WelCom News
A newspaper for the Wellington and Palmerston North Catholic Dioceses

Cardinal John’s column: Anzacs and the Bible

May 2015


Cardinal John Dew

Over the last few weeks there have been touching and impressive stories about various events marking the 100 years since the start of World War One, and many events commemorating Gallipoli and the Anzacs. I was particularly moved when I saw an item on the news about a man playing the Last Post at the cenotaph in Blenheim every evening for 100 days leading up to Anzac Day. He created such an interest that one evening 600 people turned up at the cenotaph.

There have been many other initiatives and ceremonies, including a great number involving school children who reflected on how our troops in the two world wars gave their lives so New Zealanders could live in peace and freedom. Many of those children were readings letters saved from years ago – from ‘My grandfather, uncle or great-uncle’.

We have all seen those commemorations, maybe have taken part in them – especially on Anzac Day – and we have been inspired by stories of bravery and courage, and of love and support from those at home for those who answered the call to serve their country.

One event many probably do not know about was a simple ceremony that took place at Bible Society House in Wellington on 15 April. I was honoured to be there to present a Bible to Lieutenant General Tim Keating, the Chief of Defence Force. It was no ordinary Bible. It was a World War One commemorative edition, printed on 100 per cent waterproof paper; 1500 copies were presented to the New Zealand Defence Force. The Bible Society in New Zealand, established in 1846, has been presenting Bibles to New Zealand soldiers since World War One. Every year Bibles and copies of the New Testament are presented to new recruits. It is said about 80‒90 per cent accept them.

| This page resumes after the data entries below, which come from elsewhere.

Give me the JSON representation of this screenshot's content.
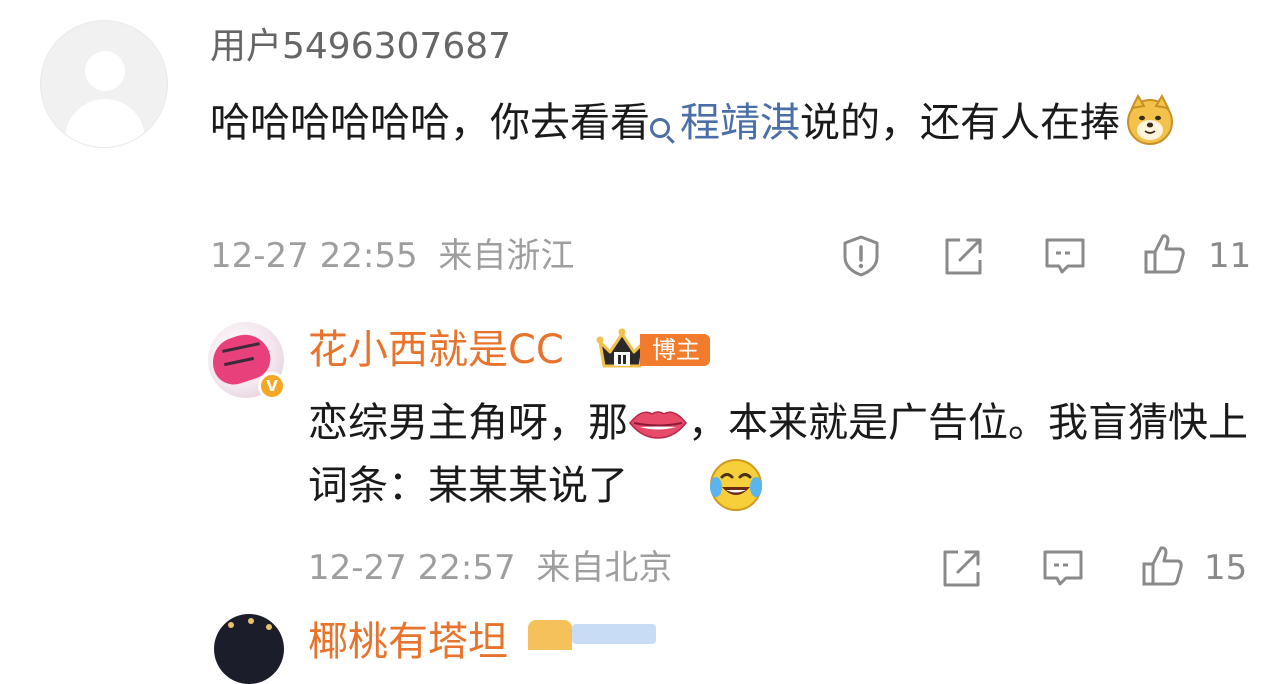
{
  "comment1": {
    "username": "用户5496307687",
    "text_before": "哈哈哈哈哈哈，你去看看",
    "mention": "程靖淇",
    "text_after": "说的，还有人在捧",
    "emoji": "doge-emoji",
    "time": "12-27 22:55",
    "location": "来自浙江",
    "like_count": "11",
    "icons": [
      "report-icon",
      "repost-icon",
      "reply-icon",
      "like-icon"
    ]
  },
  "comment2": {
    "username": "花小西就是CC",
    "badge_label": "博主",
    "text_line1": "恋综男主角呀，那",
    "text_line2": "，本来就是广告位。我盲猜快上词条：某某某说了",
    "emojis": [
      "lips-emoji",
      "laugh-cry-emoji"
    ],
    "time": "12-27 22:57",
    "location": "来自北京",
    "like_count": "15",
    "icons": [
      "repost-icon",
      "reply-icon",
      "like-icon"
    ],
    "colors": {
      "name": "#e8732c",
      "badge": "#f37b2c",
      "verified": "#f5a623"
    }
  },
  "comment3": {
    "username_partial": "椰桃有塔坦"
  },
  "colors": {
    "mention": "#4a6fa8",
    "meta": "#9e9e9e",
    "text": "#1a1a1a"
  }
}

The commemorative edition is inspirational. There are pages with Scripture quotes for soldiers in times of ‘Worry, Addiction, Loneliness, Anxiety, Anger, Hopelessness, Sadness’; there are prayers at the beginning and moving accounts of soldiers carrying their Bibles into battle.

Most of us probably do not know the work the Bible Society does. I continue to be very impressed with their work and their amazing efforts to provide people in New Zealand and overseas with Bibles. Last year alone, 50,257 Bibles and 19,491 copies of the New Testament were provided to New Zealanders.

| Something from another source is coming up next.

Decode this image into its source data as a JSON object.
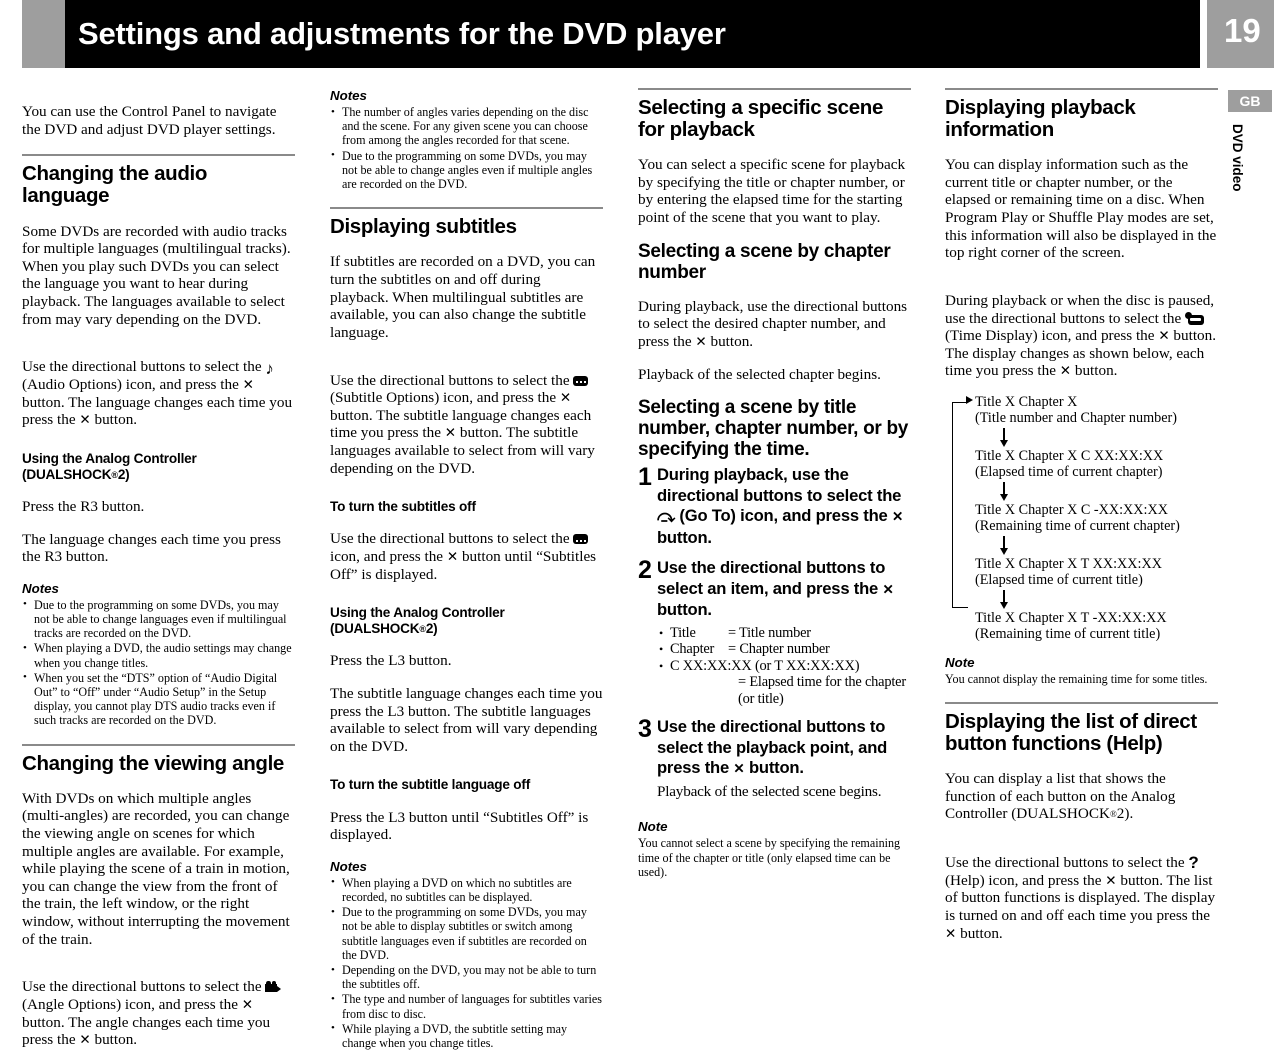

Another initiative is the Catholic Poverty and Justice Bible, produced in conjunction with Caritas Aotearoa New Zealand. This Bible contains some of our Catholic Social Teachings. Every passage of the Bible that speaks of social justice is highlighted so we can better understand our call to be people who know our responsibility to work for the good of others, to speak out when we know there are injustices, and to commit ourselves to working for a more just and better world.
The mission of the Bible Society in New Zealand is ‘to increase the number of people in New Zealand and worldwide who own, use, value and share the Bible by translating, publishing, distributing and encouraging transformative engagement with the Bible’.

When we look at that we might think and ask ourselves what it has to do with us as Catholics. That mission could also be our mission; the only things we don’t have to do is translate and publish. If we truly appreciate the Scriptures as ‘the Word of God’ then surely we would want others, our families and friends, ‘to own, value and share the Bible…to distribute and to encourage transformative engagement with the Bible’.

We actually have a responsibility to do so. In his wonderful apostolic letter Novo Millennio Inenunte, Pope John Paul II reminded us, ‘holiness and prayer is inconceivable without a renewed listening to the word of God’. In the same paragraph he wrote, ‘It is especially necessary that listening to the word of God should become a life-giving encounter, in the ancient and ever valid tradition of lectio divina, which draws from the biblical text the living word which questions, directs and shapes our lives’.

However, it is not just a responsibility we have as Catholics; it is something we discover in prayer. It is the Word of God that gives us life; it is the Word of God that brings us into union with God.
Jesus is the Word of God and He reminds us, in John 6:63:

‘It is the spirit that gives life, the flesh has nothing to offer. The words I have spoken to you are spirit and they are life.’